Tonight I made this and my husband thought it was the full fat version. I am SO excited - I wish I had made more. LOL
1 lb. wide egg noodles
1 1/2 tablespoons olive oil
1 onion, thinly sliced
2 cloves garlic, grated
1 lb. ground turkey
1 teaspoon dried dill
1/4 teaspoon thyme
1 cup chicken broth
1/2 cup Greek yogurt
2 tablespoons all purpose flour
1/4 cup 2% milk
kosher salt & pepper, to taste
dried parsley for garnish
Bring large pot of water to boil. Salt water and pour in egg noodles. Cook according to package directions and drain. Pour back into warm pot, drizzle with a little olive oil and set aside.
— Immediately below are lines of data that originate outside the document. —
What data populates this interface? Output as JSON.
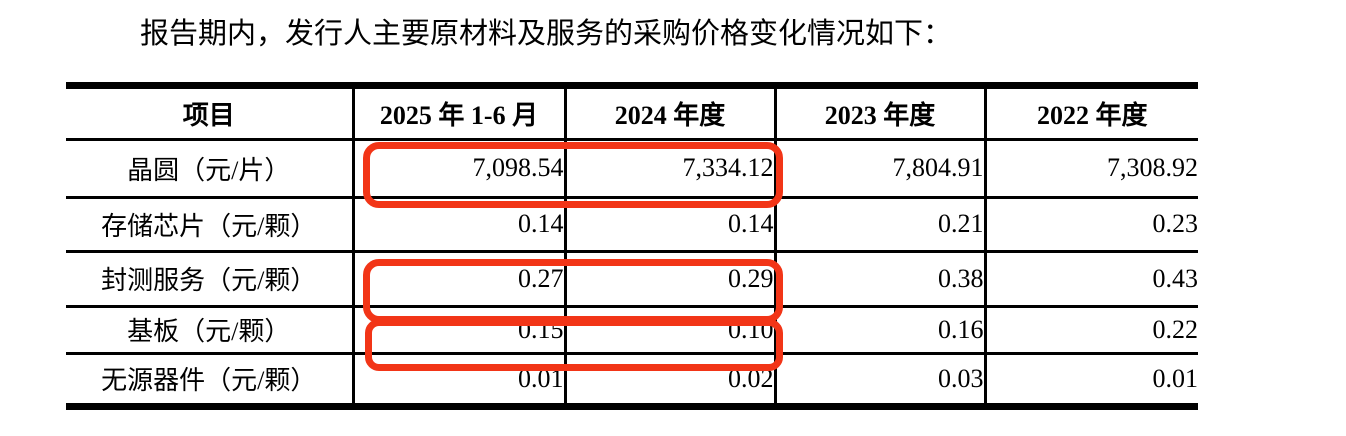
{
  "page": {
    "intro": "报告期内，发行人主要原材料及服务的采购价格变化情况如下："
  },
  "colors": {
    "highlight": "#f23517",
    "text": "#000000",
    "background": "#ffffff",
    "table_border": "#000000"
  },
  "table": {
    "headers": [
      "项目",
      "2025 年 1-6 月",
      "2024 年度",
      "2023 年度",
      "2022 年度"
    ],
    "rows": [
      {
        "label": "晶圆（元/片）",
        "values": [
          "7,098.54",
          "7,334.12",
          "7,804.91",
          "7,308.92"
        ]
      },
      {
        "label": "存储芯片（元/颗）",
        "values": [
          "0.14",
          "0.14",
          "0.21",
          "0.23"
        ]
      },
      {
        "label": "封测服务（元/颗）",
        "values": [
          "0.27",
          "0.29",
          "0.38",
          "0.43"
        ]
      },
      {
        "label": "基板（元/颗）",
        "values": [
          "0.15",
          "0.10",
          "0.16",
          "0.22"
        ]
      },
      {
        "label": "无源器件（元/颗）",
        "values": [
          "0.01",
          "0.02",
          "0.03",
          "0.01"
        ]
      }
    ],
    "annotations": {
      "shape": "red-rounded-rectangle",
      "highlighted": [
        {
          "row": "晶圆（元/片）",
          "columns": [
            "2025 年 1-6 月",
            "2024 年度"
          ]
        },
        {
          "row": "封测服务（元/颗）",
          "columns": [
            "2025 年 1-6 月",
            "2024 年度"
          ]
        },
        {
          "row": "基板（元/颗）",
          "columns": [
            "2025 年 1-6 月",
            "2024 年度"
          ]
        }
      ]
    }
  }
}
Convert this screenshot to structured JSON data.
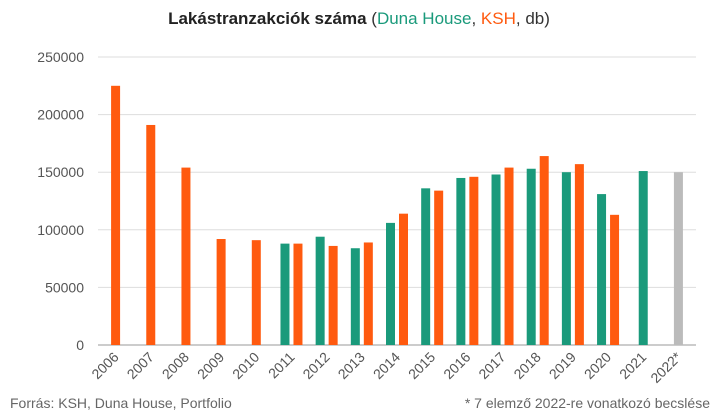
{
  "chart_data": {
    "type": "bar",
    "title": {
      "main": "Lakástranzakciók száma",
      "open": " (",
      "series1": "Duna House",
      "sep1": ", ",
      "series2": "KSH",
      "sep2": ", db)"
    },
    "categories": [
      "2006",
      "2007",
      "2008",
      "2009",
      "2010",
      "2011",
      "2012",
      "2013",
      "2014",
      "2015",
      "2016",
      "2017",
      "2018",
      "2019",
      "2020",
      "2021",
      "2022*"
    ],
    "series": [
      {
        "name": "Duna House",
        "color": "#1a9a7b",
        "values": [
          null,
          null,
          null,
          null,
          null,
          88000,
          94000,
          84000,
          106000,
          136000,
          145000,
          148000,
          153000,
          150000,
          131000,
          151000,
          null
        ]
      },
      {
        "name": "KSH",
        "color": "#ff5a0f",
        "values": [
          225000,
          191000,
          154000,
          92000,
          91000,
          88000,
          86000,
          89000,
          114000,
          134000,
          146000,
          154000,
          164000,
          157000,
          113000,
          null,
          null
        ]
      },
      {
        "name": "",
        "color": "#bbbbbb",
        "values": [
          null,
          null,
          null,
          null,
          null,
          null,
          null,
          null,
          null,
          null,
          null,
          null,
          null,
          null,
          null,
          null,
          150000
        ]
      }
    ],
    "ylim": [
      0,
      250000
    ],
    "yticks": [
      "0",
      "50000",
      "100000",
      "150000",
      "200000",
      "250000"
    ],
    "xlabel": "",
    "ylabel": "",
    "grid": true
  },
  "footer": {
    "source": "Forrás: KSH, Duna House, Portfolio",
    "note": "* 7 elemző 2022-re vonatkozó becslése"
  }
}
While pasta is cooking, heat deep skillet over medium heat with olive oil. Sauté onions and garlic until they start to soften, about 3 minutes. Stir in ground turkey. Sprinkle liberally with salt and pepper. After 5 -10 minutes, ground turkey should be completely cooked and veggies should be tender. Stir in spices and chicken broth.
Simmer uncovered for 10 minutes. In a small bowl, whisk flour, milk, and Greek yogurt together to create a lump-free slurry. Pour this into the hot skillet, stir and cook 5 minutes to thicken sauce. Taste, adjust seasonings and serve: spoon noodles into bowls and top with stroganoff and parsley.